Thirdly, the development of world trade and colonialism, the early European experience of globalization, resulted in an awareness of the unusual fragility of western civilization.
Finally, the growth of historical scholarship in the 18th century, exemplified by Edward Gibbon's ''The History of the Decline and Fall of The Roman Empire'' (1776–1789), excited a renewed interest in the narratives of historical decline. This resonated uncomfortably with the travails of French political life in the post-revolutionary nineteenth century.
Degeneration theory achieved a detailed articulation in Bénédict Morel's ''Treatise on Degeneration'' (1857), a complicated work of clinical commentary from an asylum in Normandy which, in the popular imagination at least, coalesced with de Gobineau's ''Essay on The Inequality of the Human Races'' (1855). Morel's concept of ''mental degeneration'' was a classic example of Lamarckian i.e. pre-Darwinian scientific theory. Arthur de Gobineau was the failed author of historical romances whose wife was widely rumored to be a Créole from Martinique, but who nevertheless argued that the course of history and of civilization was largely determined by ethnic factors, and that interracial marriage ("miscegenation") resulted in social chaos. His work was well received in German translation—not least by the composer Richard Wagner—and the leading German psychiatrist Emil Kraepelin later wrote extensively on the dangers posed by degeneration to the German people. Morel's concept of "mental degeneracy" was taken up and advocated by his friend Philippe Buchez, and through his political influence became an official doctrine in French legal and administrative medicine.

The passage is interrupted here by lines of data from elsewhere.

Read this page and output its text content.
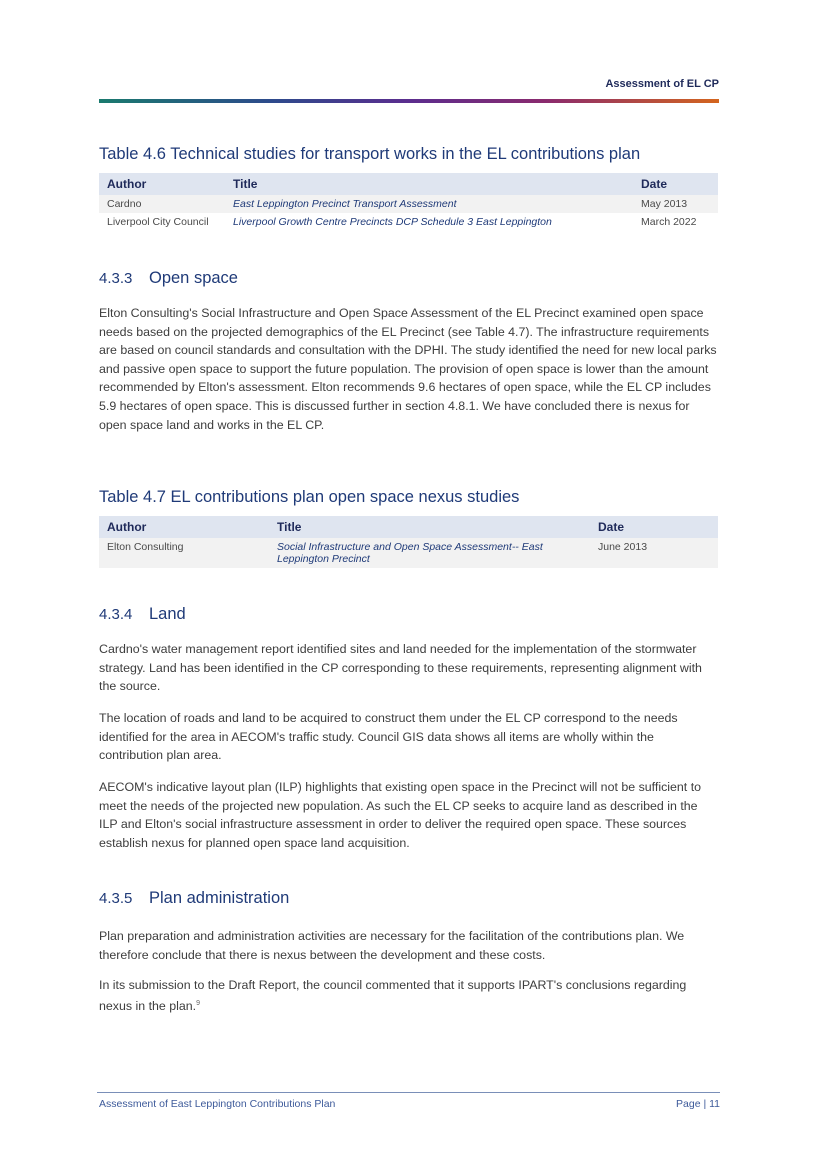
Assessment of EL CP
Table 4.6 Technical studies for transport works in the EL contributions plan
Author	Title	Date
Cardno	East Leppington Precinct Transport Assessment	May 2013
Liverpool City Council	Liverpool Growth Centre Precincts DCP Schedule 3 East Leppington	March 2022
4.3.3 Open space
Elton Consulting's Social Infrastructure and Open Space Assessment of the EL Precinct examined open space needs based on the projected demographics of the EL Precinct (see Table 4.7). The infrastructure requirements are based on council standards and consultation with the DPHI. The study identified the need for new local parks and passive open space to support the future population. The provision of open space is lower than the amount recommended by Elton's assessment. Elton recommends 9.6 hectares of open space, while the EL CP includes 5.9 hectares of open space. This is discussed further in section 4.8.1. We have concluded there is nexus for open space land and works in the EL CP.
Table 4.7 EL contributions plan open space nexus studies
Author	Title	Date
Elton Consulting	Social Infrastructure and Open Space Assessment-- East Leppington Precinct	June 2013
4.3.4 Land
Cardno's water management report identified sites and land needed for the implementation of the stormwater strategy. Land has been identified in the CP corresponding to these requirements, representing alignment with the source.
The location of roads and land to be acquired to construct them under the EL CP correspond to the needs identified for the area in AECOM's traffic study. Council GIS data shows all items are wholly within the contribution plan area.
AECOM's indicative layout plan (ILP) highlights that existing open space in the Precinct will not be sufficient to meet the needs of the projected new population. As such the EL CP seeks to acquire land as described in the ILP and Elton's social infrastructure assessment in order to deliver the required open space. These sources establish nexus for planned open space land acquisition.
4.3.5 Plan administration
Plan preparation and administration activities are necessary for the facilitation of the contributions plan. We therefore conclude that there is nexus between the development and these costs.
In its submission to the Draft Report, the council commented that it supports IPART's conclusions regarding nexus in the plan.$^9$
Assessment of East Leppington Contributions Plan	Page | 11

Quite different historical factors inspired the Italian Cesare Lombroso in his work on criminal anthropology and the notion of "atavistic retrogression", probably shaped by his experiences as a young army doctor in Calabria during the ''risorgimento''.
In England, degeneration received a scientific formulation from Ray Lankester whose detailed discussions of the biology of parasitism were hugely influential; and the poor physical condition of many recruits for the second South African war (1899-1902) caused alarm in British government circles. The psychiatrist Henry Maudsley initially argued that degenerate family lines would die out of their own accord, but later became more pessimistic about the effects of degeneration on the British population.〔(Keeping America Sane: Psychiatry and Eugenics in the United States and Canada, 1880-1940 ) Pg 81〕
In the ''fin-de-siècle'' period, Max Nordau scored an unexpected success with his bestselling ''Degeneration'' (1892). Sigmund Freud met Nordau while studying in Paris and was notably unimpressed by him and hostile to the degeneration concept. Degeneration fell from popular and fashionable favor around the time of the First World War, although many of its preoccupations persisted in the writings of the eugenicists and social Darwinists. Oswald Spengler's ''The Decline of the West'' (1919) captured something of the degenerationist spirit in the aftermath of the war.